After eight years in Asia and the Pacific, Sapphire Princess resumed operations on the West Coast of the United States in September 2022, following the COVID-19 pandemic. During the Northern Hemisphere winter season, she has sailed itineraries to South America. She will offer cruises to Scandinavia and the Baltics during the Summer 2026 season, departing from Copenhagen.

For the 2026-27 winter season, she will sail to Asia, where she and her sister ship, the Diamond Princess, "will offer a series of ten- to 42-night itineraries to destinations in the Far East and Southeast Asia including Japan, Singapore, Malaysia and South Korea." Princess Cruises has announced a return to Western Australia, with Sapphire Princess scheduled to operate nine cruises from Fremantle during the Southern Hemisphere's 2027–28 summer season.
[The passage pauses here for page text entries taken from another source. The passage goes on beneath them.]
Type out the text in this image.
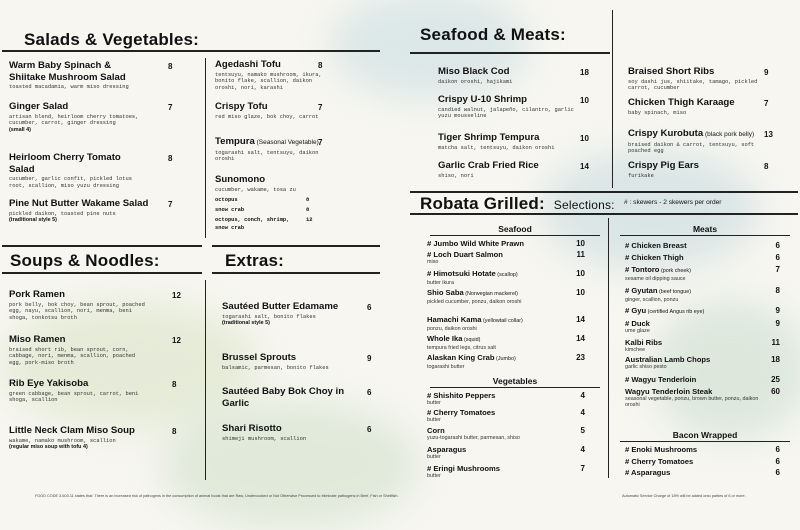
Salads & Vegetables:
Warm Baby Spinach & Shiitake Mushroom Salad
toasted macadamia, warm miso dressing
8
Ginger Salad
artisan blend, heirloom cherry tomatoes, cucumber, carrot, ginger dressing
(small 4)
7
Heirloom Cherry Tomato Salad
cucumber, garlic confit, pickled lotus root, scallion, miso yuzu dressing
8
Pine Nut Butter Wakame Salad
pickled daikon, toasted pine nuts
(traditional style 5)
7
Agedashi Tofu
tentsuyu, namako mushroom, ikura, bonito flake, scallion, daikon oroshi, nori, karashi
8
Crispy Tofu
red miso glaze, bok choy, carrot
7
Tempura (Seasonal Vegetable)
togarashi salt, tentsuyu, daikon oroshi
7
Sunomono
cucumber, wakame, tosa zu
octopus	8
snow crab	8
octopus, conch, shrimp, snow crab
12
Soups & Noodles:
Pork Ramen
pork belly, bok choy, bean sprout, poached egg, nayu, scallion, nori, menma, beni shoga, tonkotsu broth
12
Miso Ramen
braised short rib, bean sprout, corn, cabbage, nori, menma, scallion, poached egg, pork-miso broth
12
Rib Eye Yakisoba
green cabbage, bean sprout, carrot, beni shoga, scallion
8
Little Neck Clam Miso Soup
wakame, namako mushroom, scallion
(regular miso soup with tofu 4)
8
Extras:
Sautéed Butter Edamame
togarashi salt, bonito flakes
(traditional style 5)
6
Brussel Sprouts
balsamic, parmesan, bonito flakes
9
Sautéed Baby Bok Choy in Garlic
6
Shari Risotto
shimeji mushroom, scallion
6
Seafood & Meats:
Miso Black Cod
daikon oroshi, hajikami
18
Crispy U-10 Shrimp
candied walnut, jalapeño, cilantro, garlic yuzu mousseline
10
Tiger Shrimp Tempura
matcha salt, tentsuyu, daikon oroshi
10
Garlic Crab Fried Rice
shiso, nori
14
Braised Short Ribs
soy dashi jus, shiitake, tamago, pickled carrot, cucumber
9
Chicken Thigh Karaage
baby spinach, miso
7
Crispy Kurobuta (black pork belly)
braised daikon & carrot, tentsuyu, soft poached egg
13
Crispy Pig Ears
furikake
8
Robata Grilled: Selections: # : skewers - 2 skewers per order
Seafood
# Jumbo Wild White Prawn	10
# Loch Duart Salmon
miso
11
# Himotsuki Hotate (scallop)
butter ikura
10
Shio Saba (Norwegian mackerel)
pickled cucumber, ponzu, daikon oroshi
10
Hamachi Kama (yellowtail collar)
ponzu, daikon oroshi
14
Whole Ika (squid)
tempura fried legs, citrus salt
14
Alaskan King Crab (Jumbo)
togarashi butter
23
Vegetables
# Shishito Peppers
butter
4
# Cherry Tomatoes
butter
4
Corn
yuzu-togarashi butter, parmesan, shiso
5
Asparagus
butter
4
# Eringi Mushrooms
butter
7
Meats
# Chicken Breast	6
# Chicken Thigh	6
# Tontoro (pork cheek)
sesame oil dipping sauce
7
# Gyutan (beef tongue)
ginger, scallion, ponzu
8
# Gyu (certified Angus rib eye)	9
# Duck
ume glaze
9
Kalbi Ribs
kimchee
11
Australian Lamb Chops
garlic shiso pesto
18
# Wagyu Tenderloin	25
Wagyu Tenderloin Steak
seasonal vegetable, ponzu, brown butter, ponzu, daikon oroshi
60
Bacon Wrapped
# Enoki Mushrooms	6
# Cherry Tomatoes	6
# Asparagus	6
FOOD CODE 3-603.11 states that: There is an increased risk of pathogens in the consumption of animal foods that are Raw, Undercooked or Not Otherwise Processed to eliminate pathogens in Beef, Fish or Shellfish.	Automatic Service Charge of 18% will be added onto parties of 6 or more.
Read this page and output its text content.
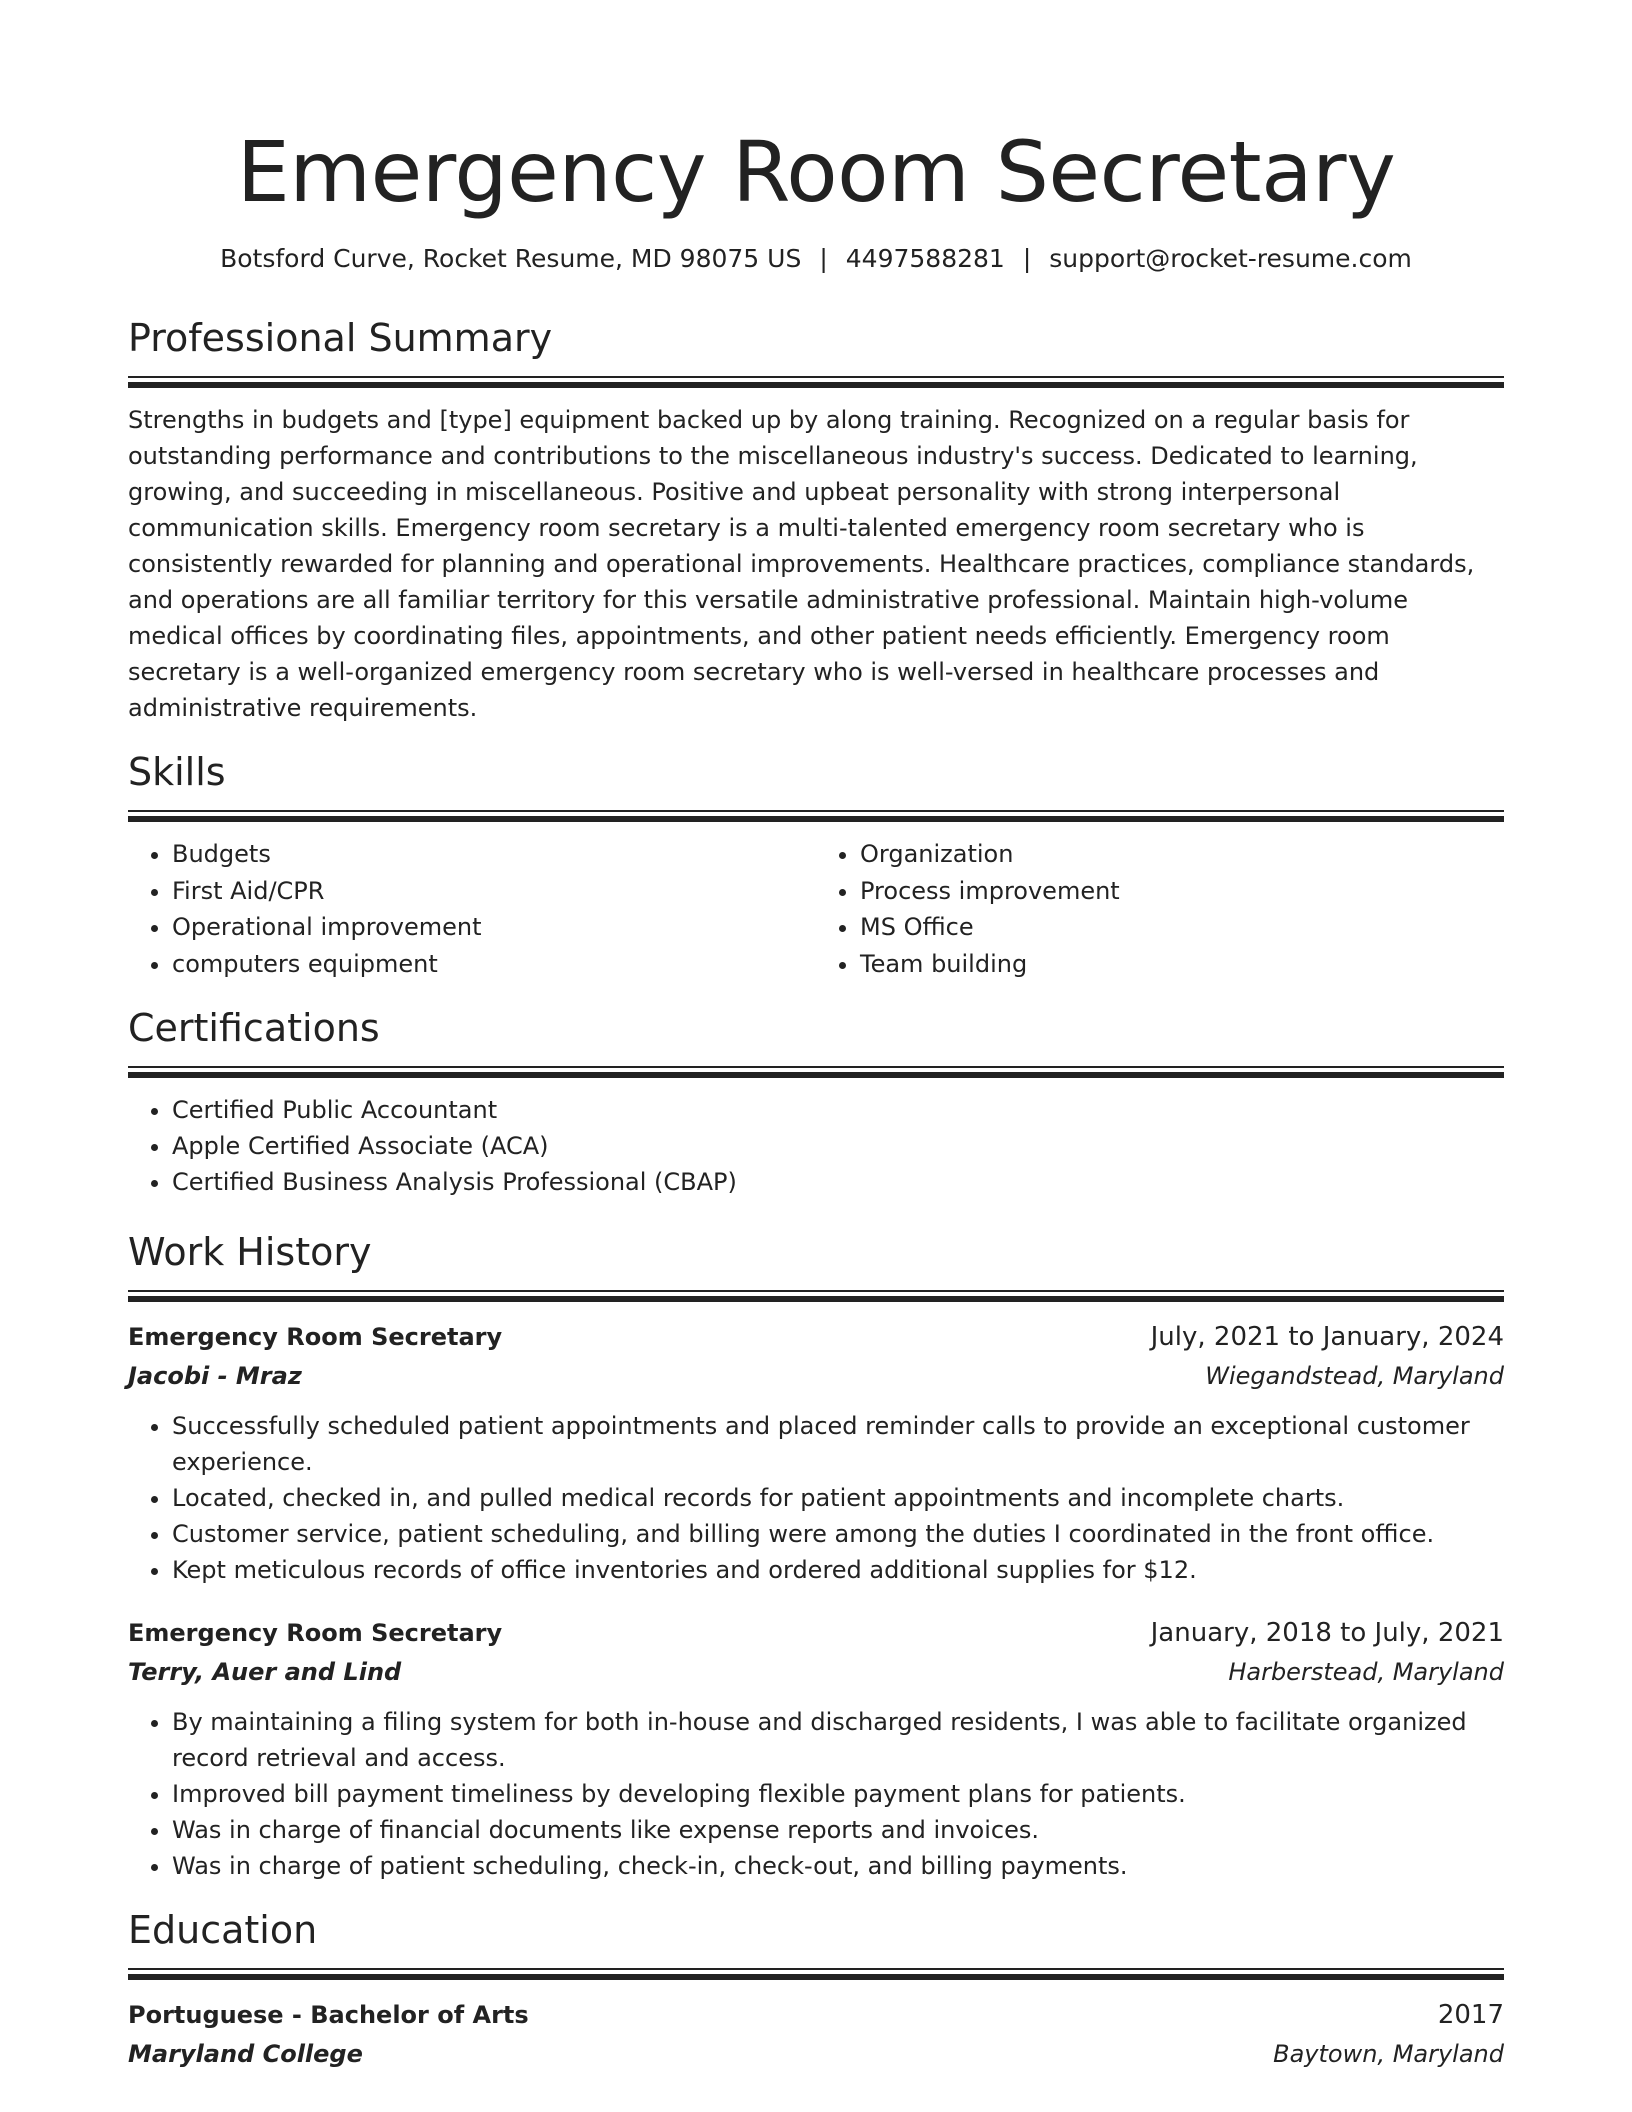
Emergency Room Secretary
Botsford Curve, Rocket Resume, MD 98075 US | 4497588281 | support@rocket-resume.com
Professional Summary
Strengths in budgets and [type] equipment backed up by along training. Recognized on a regular basis for outstanding performance and contributions to the miscellaneous industry's success. Dedicated to learning, growing, and succeeding in miscellaneous. Positive and upbeat personality with strong interpersonal communication skills. Emergency room secretary is a multi-talented emergency room secretary who is consistently rewarded for planning and operational improvements. Healthcare practices, compliance standards, and operations are all familiar territory for this versatile administrative professional. Maintain high-volume medical offices by coordinating files, appointments, and other patient needs efficiently. Emergency room secretary is a well-organized emergency room secretary who is well-versed in healthcare processes and administrative requirements.
Skills
• Budgets
• First Aid/CPR
• Operational improvement
• computers equipment
• Organization
• Process improvement
• MS Office
• Team building
Certifications
• Certified Public Accountant
• Apple Certified Associate (ACA)
• Certified Business Analysis Professional (CBAP)
Work History
Emergency Room Secretary	July, 2021 to January, 2024
Jacobi - Mraz	Wiegandstead, Maryland
• Successfully scheduled patient appointments and placed reminder calls to provide an exceptional customer experience.
• Located, checked in, and pulled medical records for patient appointments and incomplete charts.
• Customer service, patient scheduling, and billing were among the duties I coordinated in the front office.
• Kept meticulous records of office inventories and ordered additional supplies for $12.
Emergency Room Secretary	January, 2018 to July, 2021
Terry, Auer and Lind	Harberstead, Maryland
• By maintaining a filing system for both in-house and discharged residents, I was able to facilitate organized record retrieval and access.
• Improved bill payment timeliness by developing flexible payment plans for patients.
• Was in charge of financial documents like expense reports and invoices.
• Was in charge of patient scheduling, check-in, check-out, and billing payments.
Education
Portuguese - Bachelor of Arts	2017
Maryland College	Baytown, Maryland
==Incidents and accidents==

===Whale strikes===
On two occasions, whales have been found dead on the bulbous bow of Sapphire Princess, a year apart from each other. On 25 July 2009, the ship docked at Canada Place Terminal, in Vancouver, British Columbia, Canada, with a dead fin whale lodged on its bow. The estimated 21.3 m whale was found on top of the bulbous bow. A preliminary necropsy from Fisheries and Oceans Canada suggested the whale might have been sick.

On 28 July 2010, Sapphire Princess had a whale stuck on the bow of the ship. The estimated 12.2 m humpback whale became entangled on the ship's bulbous bow while Sapphire Princess was sailing from Ketchikan to Juneau.

Prior to the first incident with Sapphire Princess, the last time that an Alaskan cruise ship docked in Vancouver with a whale on its bow was in 1999, when a dead 20 m fin whale was found on .

===2020 COVID-19 Pandemic===
In 2020, the Sapphire Princess was anchored in the Manila Bay Anchorage after returning hundreds of cruise ship employees to the Philippines after the COVID-19 pandemic resulted in the shutdown of the cruise vacation industry.

===“Wilderness Discoverer” expedition Ship rescue operation in Glacier Bay===

On June 5, 2023, while en route to Glacier Bay, the Sapphire Princess received a signal of distress coming from a nearby Wilderness Discoverer. The latter had experienced a fire in the engine room and was drifting. The rescue operation took place with the help of the Coast Guard and led 51 of the passengers and 16 crew members to safety.